What is Pain Management?
The process of providing medical treatment to relieve or reduce pain is called pain management. This Pain O Soma an essential part of client care, as every client deserves pain relief. The health care team must all work together to:
- Every client’s pain report should be taken seriously.
- Assess the pain level of each client. It is not enough to do a one-time assessment. You must do it on a regular basis.
- All pain should be treated according to the physician’s orders. If the doctor gives you medication orders, make sure that you use them effectively.
- Other than drugs, there are other ways to reduce pain.
- Clients and their families can learn all about pain relief options, including the risks, benefits, and costs.
Understanding your client’s pain is the first step!
Is your client suffering from Acute pain?
Acute pain is one that lasts for less than 24 hours and can last up to six months. Acute pain is usually sudden and can be caused by injury, disease, inflammation, or illness. It disappears once the healing process has completed.
Acute pain is usually a warning sign that the body needs to fix a problem. Acute pain is usually easily treated and diagnosed. This makes it easier for people to feel sorry.
Acute pain is often obvious. Acute pain can actually “revamp” the body by causing pale, uncomfortable skin, an increase in heart beat, respiratory rate, and blood pressure.

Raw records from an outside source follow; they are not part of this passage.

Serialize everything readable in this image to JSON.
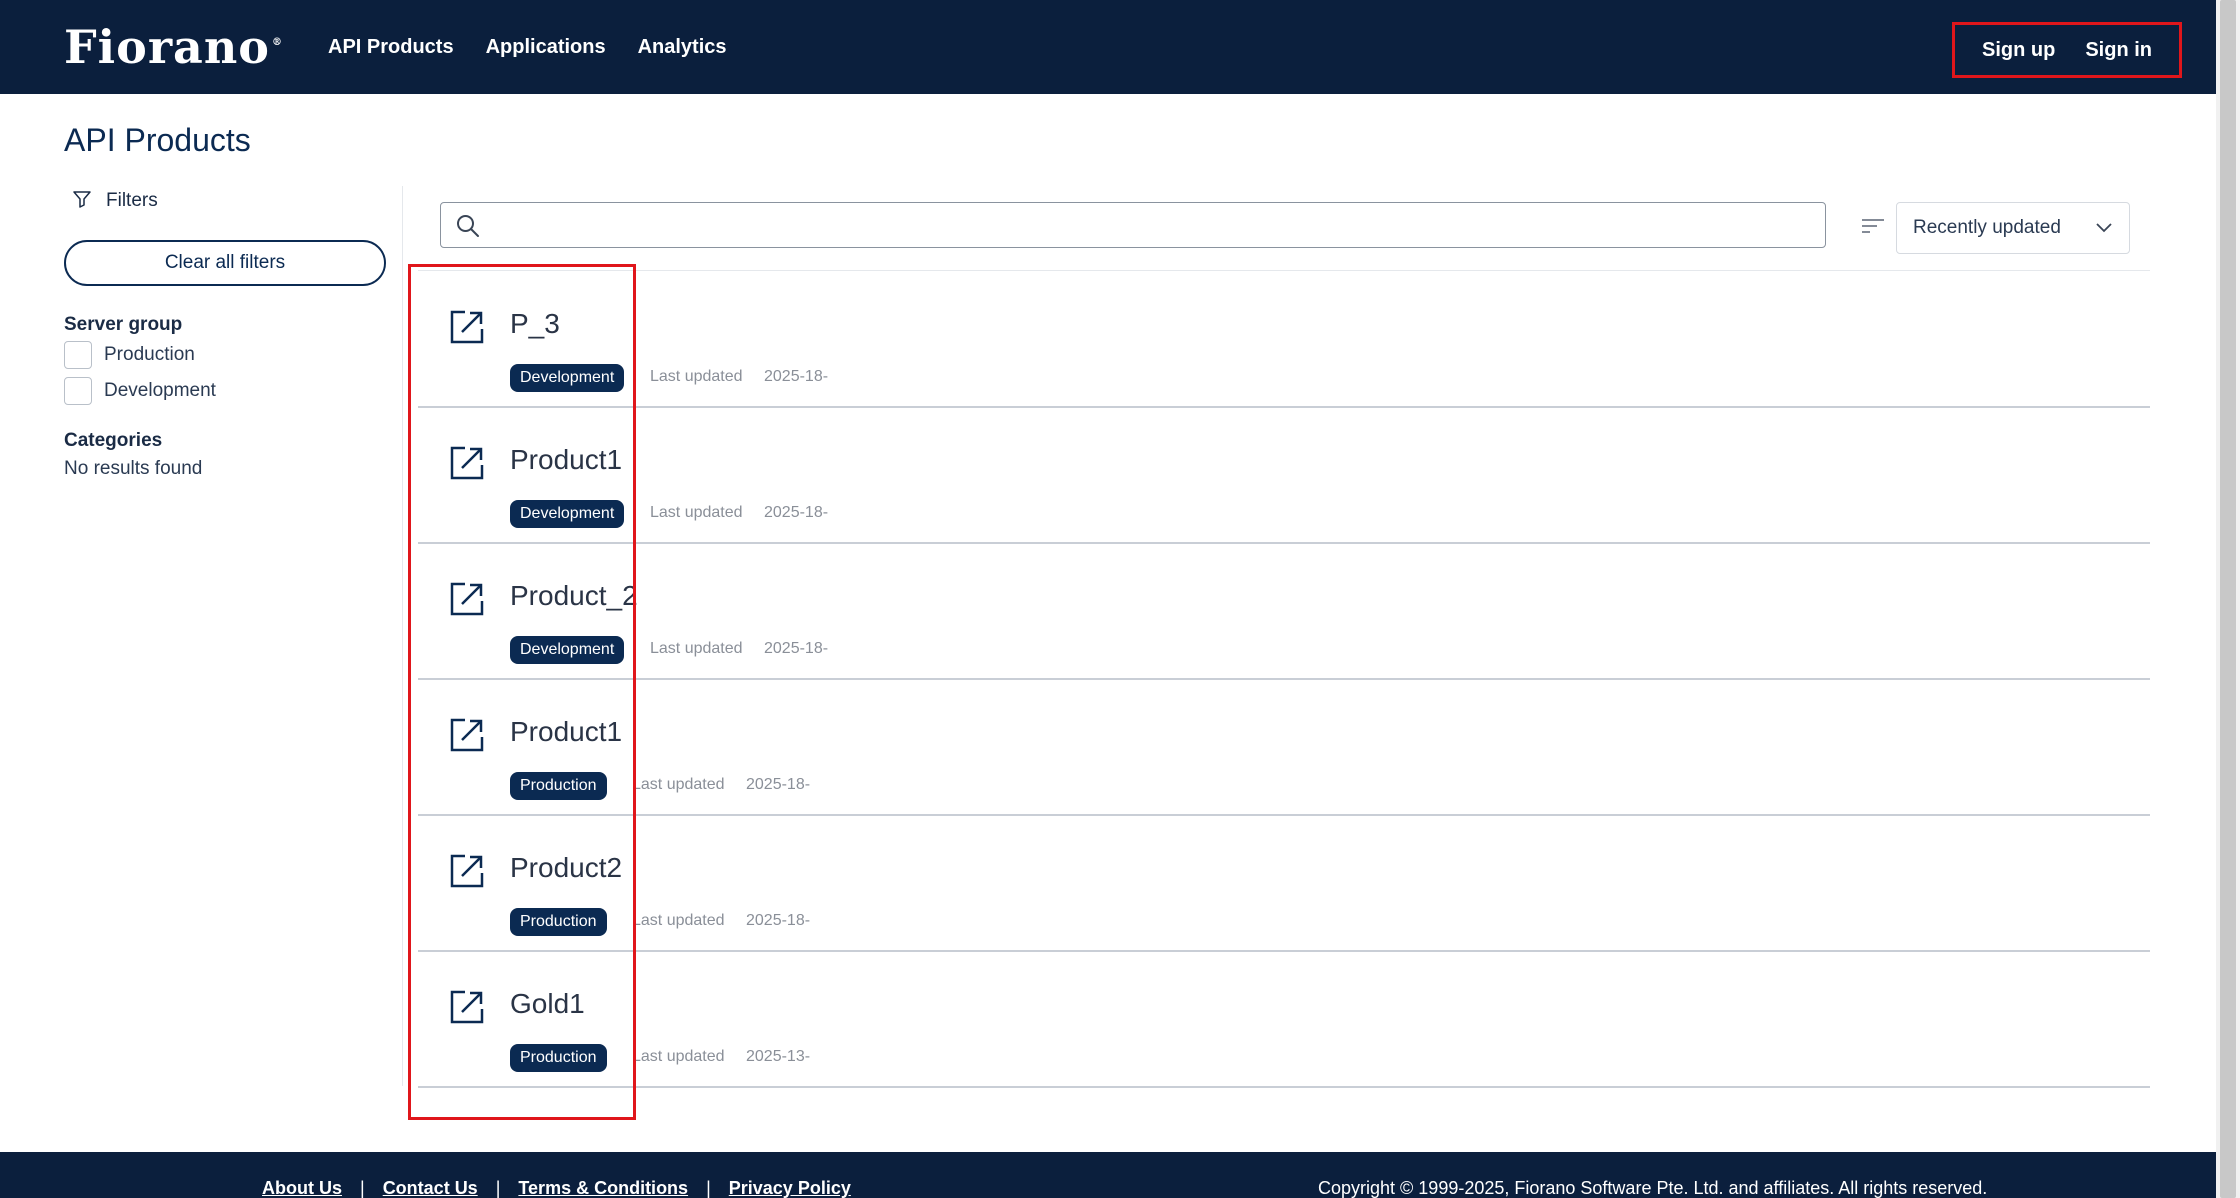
{
  "header": {
    "logo_text": "Fiorano",
    "logo_mark": "®",
    "nav": [
      "API Products",
      "Applications",
      "Analytics"
    ],
    "sign_up": "Sign up",
    "sign_in": "Sign in"
  },
  "page": {
    "title": "API Products"
  },
  "sidebar": {
    "filters_label": "Filters",
    "clear_all": "Clear all filters",
    "server_group_title": "Server group",
    "server_groups": [
      "Production",
      "Development"
    ],
    "categories_title": "Categories",
    "categories_empty": "No results found"
  },
  "toolbar": {
    "search_value": "",
    "sort_selected": "Recently updated"
  },
  "products": [
    {
      "name": "P_3",
      "server_group": "Development",
      "updated_label": "Last updated",
      "updated_date": "2025-18-"
    },
    {
      "name": "Product1",
      "server_group": "Development",
      "updated_label": "Last updated",
      "updated_date": "2025-18-"
    },
    {
      "name": "Product_2",
      "server_group": "Development",
      "updated_label": "Last updated",
      "updated_date": "2025-18-"
    },
    {
      "name": "Product1",
      "server_group": "Production",
      "updated_label": "Last updated",
      "updated_date": "2025-18-"
    },
    {
      "name": "Product2",
      "server_group": "Production",
      "updated_label": "Last updated",
      "updated_date": "2025-18-"
    },
    {
      "name": "Gold1",
      "server_group": "Production",
      "updated_label": "Last updated",
      "updated_date": "2025-13-"
    }
  ],
  "footer": {
    "links": [
      "About Us",
      "Contact Us",
      "Terms & Conditions",
      "Privacy Policy"
    ],
    "separator": "|",
    "copyright": "Copyright © 1999-2025, Fiorano Software Pte. Ltd. and affiliates. All rights reserved."
  },
  "colors": {
    "navy": "#0b1f3d",
    "badge": "#0b2a52",
    "highlight": "#e0161b"
  },
  "icons": [
    "filter-icon",
    "search-icon",
    "sort-icon",
    "chevron-down-icon",
    "external-link-icon"
  ]
}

Or is your client’s pain chronic?
Chronic pain is one that lasts for at least six months. Chronic pain often develops slowly. It is possible for people to have difficulty identifying the origin of chronic pain and/or describing it.
Chronic pain is useless as it continues long after healing has ended. Chronic pain may be hard to diagnose and can persist despite being treated.
Chronic pain can cause people to not know the source of their discomfort. Some people may appear depressed. Chronic pain can cause a body to “slow down”, causing a decrease of heart rate and blood pressure. Because there may not be a visible cause, others may not sympathize with chronic pain.